I first received money for my artwork the summer of 1970. My co-designer, Noonie Shear, and I were encouraged by our Professor/Producer, Jim Cavanaugh, to display and sell our pen and ink drawings for patrons during the premiere season of the Mount Holyoke College Summer Theatre. Our prices ranged from $2-10 per piece, and we did brisk business.
It was a few years later that I displayed and sold my Ukrainian Easter eggs at the Pink Tent Festival in Stamford, CT. At that time I regarded myself as a freelance artist and operated in that manner, waiting for opportunities to come to me and taking advantage of them when they did.
Then, in the late-80s, I joined the Entrepreneurial Woman’s Network (EWN) and discovered that I was actually a small business owner who had been operating in a void that EWN quickly filled.
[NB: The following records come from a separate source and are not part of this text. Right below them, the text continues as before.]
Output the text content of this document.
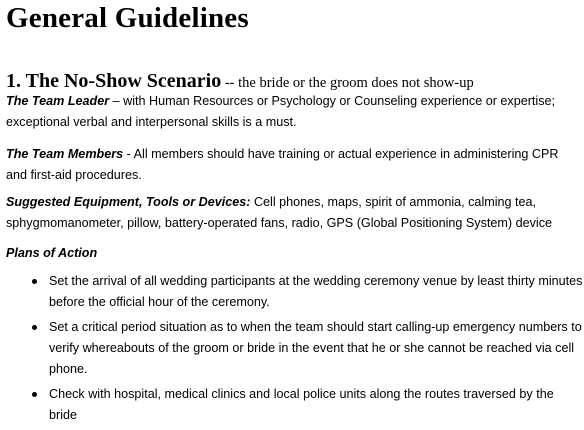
General Guidelines
1. The No-Show Scenario -- the bride or the groom does not show-up
The Team Leader – with Human Resources or Psychology or Counseling experience or expertise; exceptional verbal and interpersonal skills is a must.
The Team Members - All members should have training or actual experience in administering CPR and first-aid procedures.
Suggested Equipment, Tools or Devices: Cell phones, maps, spirit of ammonia, calming tea, sphygmomanometer, pillow, battery-operated fans, radio, GPS (Global Positioning System) device
Plans of Action
Set the arrival of all wedding participants at the wedding ceremony venue by least thirty minutes before the official hour of the ceremony.
Set a critical period situation as to when the team should start calling-up emergency numbers to verify whereabouts of the groom or bride in the event that he or she cannot be reached via cell phone.
Check with hospital, medical clinics and local police units along the routes traversed by the bride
There I began to meet other women business owners and to learn how to give an elevator pitch, set a goal, write a business plan and lead remarkable women. More important, for this entrepreneur, I learned that I had acquired knowledge that others sought and was invited to share that knowledge with my peers. That early participation on panel discussions and leading workshops for my colleagues gave me the confidence to seek other networks and associations with whom to demonstrate my newfound expertise. And, more important, to seek out and create opportunities rather than passively wait to be asked.
Many women from EWN have become lifelong friends, trusted vendors, exceptional clients and mastermind partners. I was inspired, at numerous lunch events, by hearing other successful women share their stories and strategies for success. I’m grateful to them all.
This week we members received notice that EWN would be closing its doors. Like many institutions that have shut down in the past few years, EWN suffered from lack of volunteers willing to take leadership roles, dwindling attendance and a vastly different workforce than when it was formed 30+ years ago when it was the only show in town.
Six women began gathering for lunch back in 1982 and exchanged ideas and suggestions for how to improve their small companies. The group’s original purpose was to help one another by talking about and sharing problems. At the time, their only competition was the local Chamber of Commerce which supported small businesses with different demographics and needs.
EWN was born from the need for women to talk to and hear the voices of other women. Lucky for us they found each other and founded a network that would live to benefit so many over its 30+ years of existence. My Soul Proprietor’s Coaching Program continues to serve that need via a virtual community of women business owners.
Just last week I had the opportunity to attend at least four different women’s networking groups, each with a different focus. This broad a selection was unheard of when I started my business. EWN was there first (for me) and served its membership nobly and well.
I cherish my the relationships formed there and mourn the loss of that special niche that EWN filled.